VT Digger | September 20, 2017

Date: 
September 20, 2017

Phantom rule could leave special needs kids, parents in limbo

State officials thought they’d had a rule in place since 2013 requiring school officials to respond within 15 days when a parent requests that a child be evaluated for special education services.

Now it turns out the rule was never filed properly with the Vermont Secretary of State’s office. Some parent advocates saying that means families have no recourse when school officials drag their feet.

Because some of the rules passed by the Vermont Board of Education are not the same as those posted on the Secretary of State’s website a new rule-making process must take place in order for the 15-day standard to go in effect, officials said.

The state Board of Education and Agency of Education say they are swamped with implementing Vermont’s Act 46 school district consolidation law, and don’t have time to deal the special education rules.

Now they’re asking local school districts to meet the 15-day response time as a “best practice.” But parent advocates say that gives them less power to challenge inaction by schools.

“The difference between best practice and a rule is that a rule is a procedural safeguard for parents’ rights,” said Karen Price, the family support director with Vermont Family Network.

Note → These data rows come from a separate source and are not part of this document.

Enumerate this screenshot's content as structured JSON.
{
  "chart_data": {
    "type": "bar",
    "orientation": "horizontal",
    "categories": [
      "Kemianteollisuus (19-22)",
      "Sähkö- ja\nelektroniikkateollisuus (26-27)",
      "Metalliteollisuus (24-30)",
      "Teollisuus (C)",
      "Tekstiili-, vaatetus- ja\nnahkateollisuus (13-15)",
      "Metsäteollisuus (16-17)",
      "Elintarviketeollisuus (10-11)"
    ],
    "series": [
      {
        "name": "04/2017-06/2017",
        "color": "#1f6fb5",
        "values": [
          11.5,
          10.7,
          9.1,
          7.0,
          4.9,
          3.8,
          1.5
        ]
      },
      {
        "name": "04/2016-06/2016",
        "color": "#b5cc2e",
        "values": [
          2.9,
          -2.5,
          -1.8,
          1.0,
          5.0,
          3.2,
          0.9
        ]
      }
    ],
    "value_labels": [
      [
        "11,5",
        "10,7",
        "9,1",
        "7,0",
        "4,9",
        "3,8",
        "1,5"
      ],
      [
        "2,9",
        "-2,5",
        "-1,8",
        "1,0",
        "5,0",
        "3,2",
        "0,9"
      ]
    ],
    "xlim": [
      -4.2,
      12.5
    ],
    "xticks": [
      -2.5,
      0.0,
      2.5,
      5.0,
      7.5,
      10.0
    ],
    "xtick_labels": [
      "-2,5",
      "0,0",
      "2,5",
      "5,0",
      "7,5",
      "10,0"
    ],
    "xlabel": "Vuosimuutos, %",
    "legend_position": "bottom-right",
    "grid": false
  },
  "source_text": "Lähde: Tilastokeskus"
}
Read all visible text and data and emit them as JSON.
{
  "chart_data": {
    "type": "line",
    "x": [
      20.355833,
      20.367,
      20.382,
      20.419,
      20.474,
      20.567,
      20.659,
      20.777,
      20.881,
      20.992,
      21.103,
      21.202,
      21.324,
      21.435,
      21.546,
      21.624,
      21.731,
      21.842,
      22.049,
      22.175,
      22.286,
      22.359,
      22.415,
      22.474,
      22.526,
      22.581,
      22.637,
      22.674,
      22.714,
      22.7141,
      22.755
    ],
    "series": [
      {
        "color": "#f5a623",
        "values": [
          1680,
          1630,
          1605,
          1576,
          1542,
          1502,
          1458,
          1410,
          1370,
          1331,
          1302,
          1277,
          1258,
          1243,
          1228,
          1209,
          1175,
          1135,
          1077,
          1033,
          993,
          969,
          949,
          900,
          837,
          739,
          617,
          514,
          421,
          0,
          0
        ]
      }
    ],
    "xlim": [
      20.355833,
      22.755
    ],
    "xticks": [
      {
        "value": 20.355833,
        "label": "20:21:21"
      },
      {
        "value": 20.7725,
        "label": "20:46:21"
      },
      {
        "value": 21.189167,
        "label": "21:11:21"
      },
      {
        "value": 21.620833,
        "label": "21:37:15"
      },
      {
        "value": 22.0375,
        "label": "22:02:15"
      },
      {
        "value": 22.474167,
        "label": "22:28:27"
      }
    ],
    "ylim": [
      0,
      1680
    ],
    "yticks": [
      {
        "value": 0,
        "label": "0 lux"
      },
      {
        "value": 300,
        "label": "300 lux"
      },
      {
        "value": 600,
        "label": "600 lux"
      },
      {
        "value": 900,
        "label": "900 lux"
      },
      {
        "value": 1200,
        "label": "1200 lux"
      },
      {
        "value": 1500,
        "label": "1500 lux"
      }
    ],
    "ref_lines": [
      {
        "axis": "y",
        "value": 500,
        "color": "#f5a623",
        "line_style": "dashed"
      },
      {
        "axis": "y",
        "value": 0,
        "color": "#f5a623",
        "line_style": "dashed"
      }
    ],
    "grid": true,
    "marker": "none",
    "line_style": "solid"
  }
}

With a rules violation, parents could enter a formal complaint process, Price said. When looking to cure a deviation from best practice, “a parent is relying on the good faith on the part of the school,” she said.

When a parent suspects their child may need special education services, the first step is to ask for an evaluation to see if the child is eligible. Price said that before the state board added the 15-day rule there was no defined timeline for schools to respond to parents’ requests.

“It has been a long-standing problem that parents that suspect their child has a disability and they make a request then never hear back,” Price said. “It happened a lot.”

Price said she knows of one parent who has since learned she cannot file an administrative complaint based on the 15-day rule.

“Now that it’s no longer a rule, she has no right to complain,” she said.

One parent in the Franklin-Northwest district said she had planned to file a formal complaint after becoming frustrated about the school’s lackluster response to her request for a special education evaluation for her child.

“I was going to lodge a complaint about the 15-day rule, but now I’m stuck with not knowing if it makes sense because the rules are changing,” said the parent, who asked for anonymity because being publicly identified could harm her own employment situation. She said she had been notified of the change to the rule by staff at Vermont Legal Aid.

“I believed the information I was finding online was correct. I’m really disappointed that they could make this type of mistake,” she said, adding that guidance is not good enough.

“If a child needs special services, it can’t wait. It needs to be addressed as soon as possible. In the meantime, while we are waiting, a child is suffering,” she said.

The agency has strongly advised school districts to use the 15-day rule until officials have a chance to update it, according to an agency memo released in August.

Haley Jones, spokesperson for the agency, said school districts have been using the 15-day rule since 2013 and everyone is used to it. “We have not heard that anyone intends not to continue to use it,” she added.

In 2013, the state Board of Education made a number of changes to the special education rules, mostly to bring them into compliance with new federal laws. Most of the changes did show up in the official rules posted by the Secretary of State’s office, but a few did not.

“This is the kind of thing that happens when you are short-handed and the state board also has no staff,” said William Mathis, vice chair of the board.

Recent years have been marked by increasing responsibilities for the state board and Agency of Education, including the implementation of the Act 46 school district consolidation law, without long-promised increases in staff, officials said.

The federal government requires schools to respond to parents within 60 days and the state has remained in compliance.

Mathis said the state board added the 15-day rule because members wanted to be more responsive and responsible to parents.

“But through a huge foul-up and a lack of staff to check and double check the work, it didn’t happen,” he said, adding that it will be put back in when the state board goes through the rules process again.

But that is little comfort to Vermont families, said Price. “It is the Agency of Education’s job to have these regulations be correct and protect parents’ rights. As a parents rights organization this is not a response we are happy with – they are short of people? Short of time? They can’t get to this? It isn’t right for parents of children with disabilities for this to remain unfixed.”

Mathis said he isn’t sure when they can start it up since the board and the agency have to deal first with Act 46 and the private school rules series 2200. “It is a matter of the workload for the Agency and for the board. We don’t have any staff.”